When growing its scale provider is challenged to keep operational focus on customer benefit. As well as to keep control of the provider’s complicating delivery. Through the years one may fine tune the technology. But focus on customer benefit requires two rare ingredients. First is People with the relevant mindset. Second is the Company supporting people to fulfil their principles. It’s a difficult task to choose a partner who protects you against problems and not a source of the problem itself.
I strongly believe the scale and technology ambitions of the provider are very good features. We do solutions in hyperscale clouds and it works. Speed of business demand fulfilment, cost saving, technological features, security. But it works only being applied in the professional way and for certain tasks. It’s important to decide when and how to handle cloud native needs, who and how will deploy and maintain, how to put together all the parties, compliancy etc. There is not that big chance to succeed otherwise.
You have that “soft” people thing with any type and scale of the cloud: private, public or whatever hybrid and Multicloud. Let’s see:
- One may say there will be people just “behind” the cloud platform. But even adepts of the self-service will deal with the product of somebody’s daily maintenance and development. These people from “behind” do the very apparent difference.
- Furthermore, there are people “in front” of the cloud. They apply the cloud for the business tasks.
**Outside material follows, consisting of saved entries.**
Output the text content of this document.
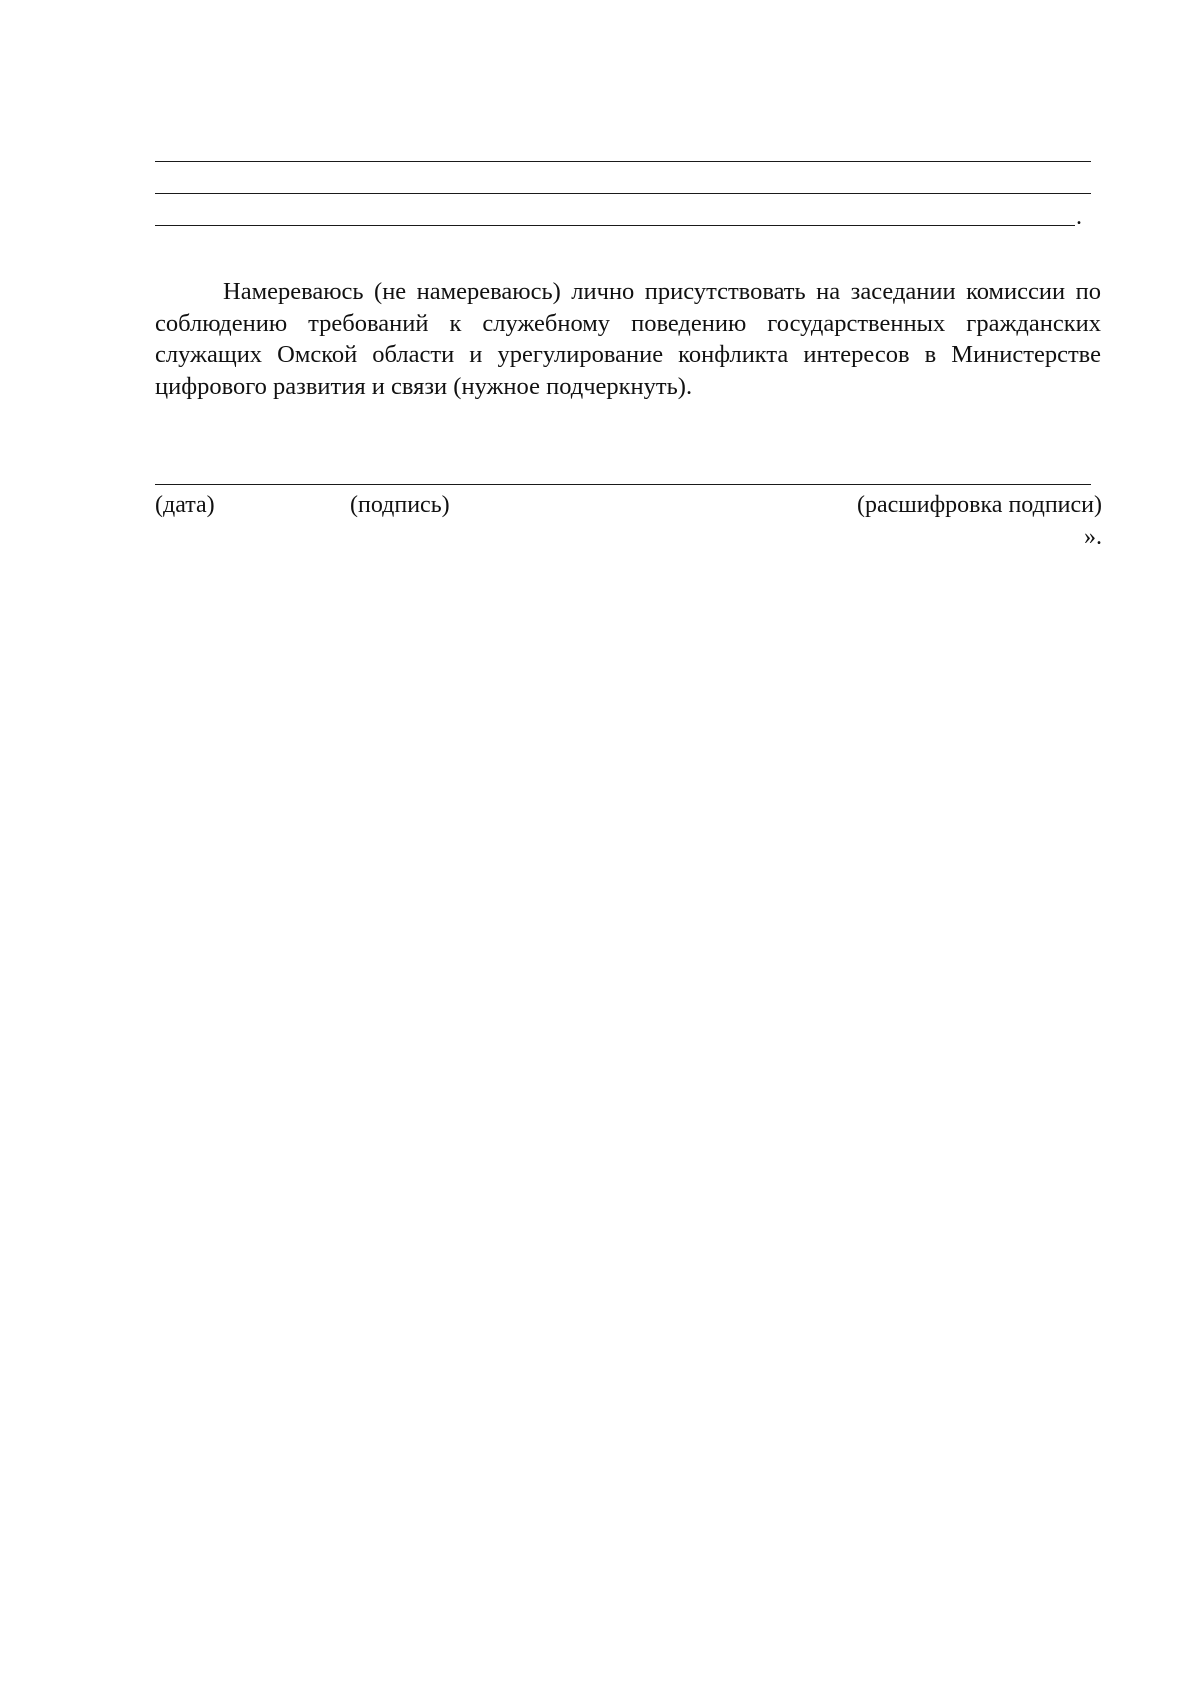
.

Намереваюсь (не намереваюсь) лично присутствовать на заседании комиссии по соблюдению требований к служебному поведению государственных гражданских служащих Омской области и урегулирование конфликта интересов в Министерстве цифрового развития и связи (нужное подчеркнуть).

(дата)	(подпись)	(расшифровка подписи)
».
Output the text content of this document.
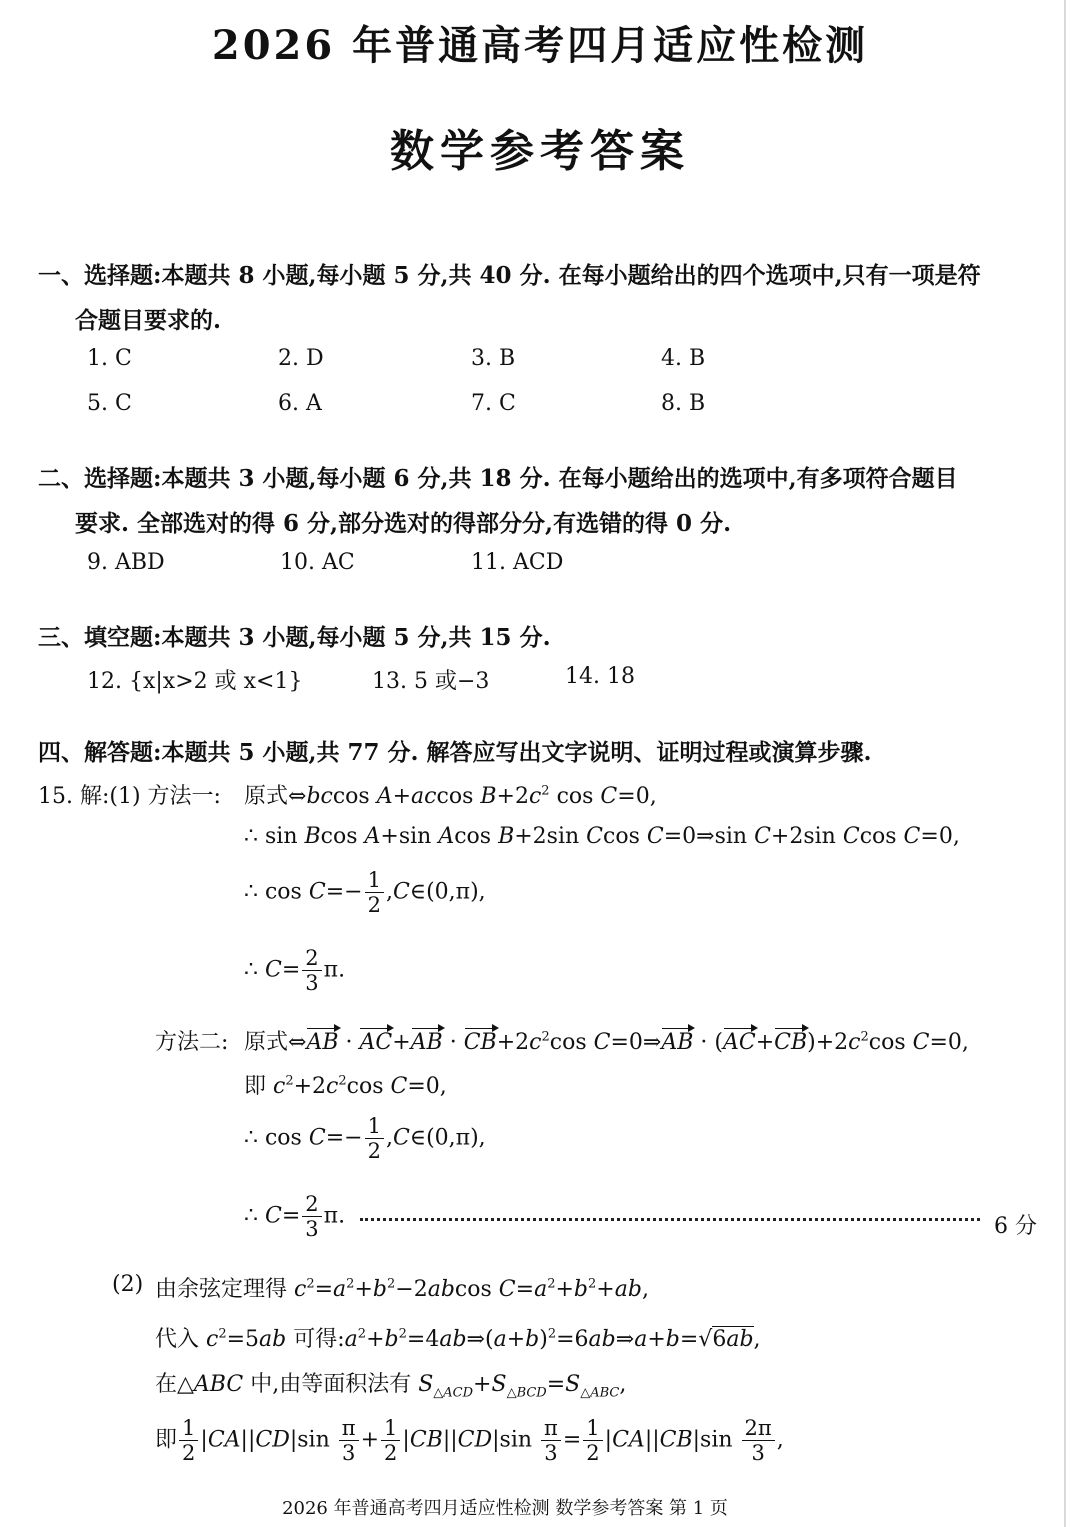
2026 年普通高考四月适应性检测
数学参考答案
一、选择题:本题共 8 小题,每小题 5 分,共 40 分. 在每小题给出的四个选项中,只有一项是符
合题目要求的.
1. C	2. D	3. B	4. B
5. C	6. A	7. C	8. B
二、选择题:本题共 3 小题,每小题 6 分,共 18 分. 在每小题给出的选项中,有多项符合题目
要求. 全部选对的得 6 分,部分选对的得部分分,有选错的得 0 分.
9. ABD	10. AC	11. ACD
三、填空题:本题共 3 小题,每小题 5 分,共 15 分.
12. {x|x>2 或 x<1}	13. 5 或−3	14. 18
四、解答题:本题共 5 小题,共 77 分. 解答应写出文字说明、证明过程或演算步骤.
15. 解:(1) 方法一: 原式⇔bccos A+accos $B+2c^2$ cos C=0,
∴ sin Bcos A+sin Acos B+2sin Ccos C=0⇒sin C+2sin Ccos C=0,
∴ $\cos C=- \frac{1}{2}$ ,C∈(0,π),
∴ $C= \frac{2}{3} \pi$.
方法二: 原式⇔AB · $AC+AB \cdot CB+2c^2\cos$ C=0⇒AB · $(AC+CB)+2c^2\cos$ C=0,
即 $c^2+2c^2\cos$ C=0,
∴ $\cos C=- \frac{1}{2}$ ,C∈(0,π),
∴ $C= \frac{2}{3} \pi$.	6 分
(2) 由余弦定理得 $c^2=a^2+b^2-2abcos$ $C=a^2+b^2+ab$,
代入 $c^2=5ab$ 可得$:a^2+b^2=4ab\Rightarrow(a+b)^2=6ab\Rightarrow a+b=√6ab$,
在△ABC 中,由等面积法有 $S_{\triangle ACD}+S_{\triangle BCD}=S_{\triangle ABC}$,
即 $\frac{1}{2} |CA||CD|\sin \frac{\pi}{3} + \frac{1}{2} |CB||CD|\sin \frac{\pi}{3} = \frac{1}{2} |CA||CB|\sin \frac{2\pi}{3}$ ,
2026 年普通高考四月适应性检测 数学参考答案 第 1 页
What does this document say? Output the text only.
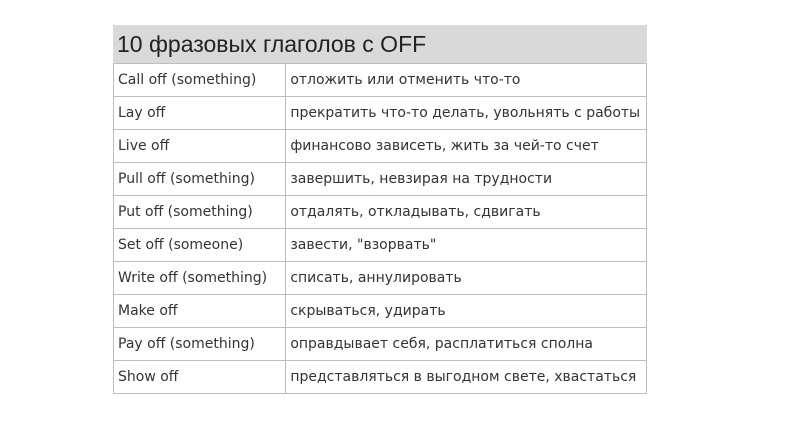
10 фразовых глаголов с OFF
Call off (something)	отложить или отменить что-то
Lay off	прекратить что-то делать, увольнять с работы
Live off	финансово зависеть, жить за чей-то счет
Pull off (something)	завершить, невзирая на трудности
Put off (something)	отдалять, откладывать, сдвигать
Set off (someone)	завести, "взорвать"
Write off (something)	списать, аннулировать
Make off	скрываться, удирать
Pay off (something)	оправдывает себя, расплатиться сполна
Show off	представляться в выгодном свете, хвастаться
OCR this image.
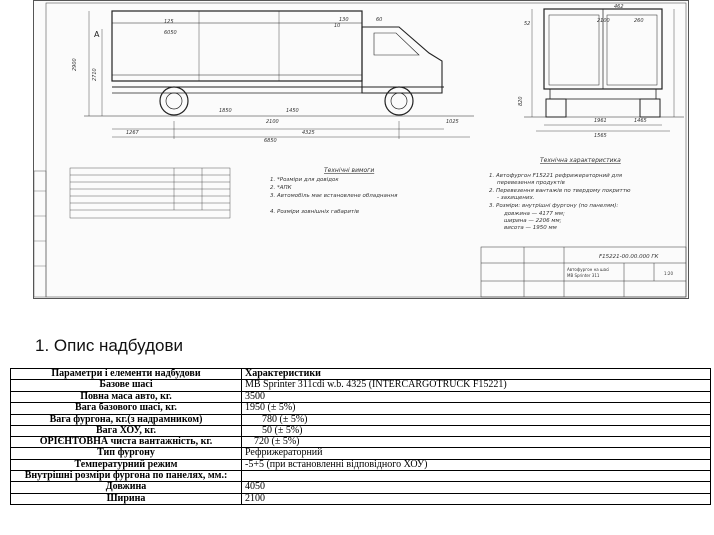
6050
130
2900
60
2710
1267
1850
2100
1450
4325
1025
6850
125
10
A
462
52	2100	260
820
1961	1465
1565
Технічні вимоги
1. *Розміри для довідок
2. *АПК
3. Автомобіль має встановлене обладнання
4. Розміри зовнішніх габаритів
Технічна характеристика
1. Автофургон F15221 рефрижераторний для
перевезення продуктів
2. Перевезення вантажів по твердому покриттю
- захищених.
3. Розміри: внутрішні фургону (по панелям):
довжина — 4177 мм;
ширина — 2206 мм;
висота — 1950 мм
F15221-00.00.000 ГК
Автофургон на шасі
MB Sprinter 311	1:20
1. Опис надбудови
Параметри і елементи надбудови	Характеристики
Базове шасі	MB Sprinter 311cdi w.b. 4325 (INTERCARGOTRUCK F15221)
Повна маса авто, кг.	3500
Вага базового шасі, кг.	1950 (± 5%)
Вага фургона, кг.(з надрамником)	780 (± 5%)
Вага ХОУ, кг.	50 (± 5%)
ОРІЄНТОВНА чиста вантажність, кг.	720 (± 5%)
Тип фургону	Рефрижераторний
Температурний режим	-5+5 (при встановленні відповідного ХОУ)
Внутрішні розміри фургона по панелях, мм.:	
Довжина	4050
Ширина	2100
The way they apply the cloud is definitive for your success story too.
- “Behind” and “front” people encounter each other’s way of work. Thus we have the result of people’s way to run the cloud.
When selecting the cloud most of us will consider price, reliability and technological potential. These are tangible and obvious “Hard Skills” of the cloud. But how will you treat “Soft skills” of such a technical service of cloud computing?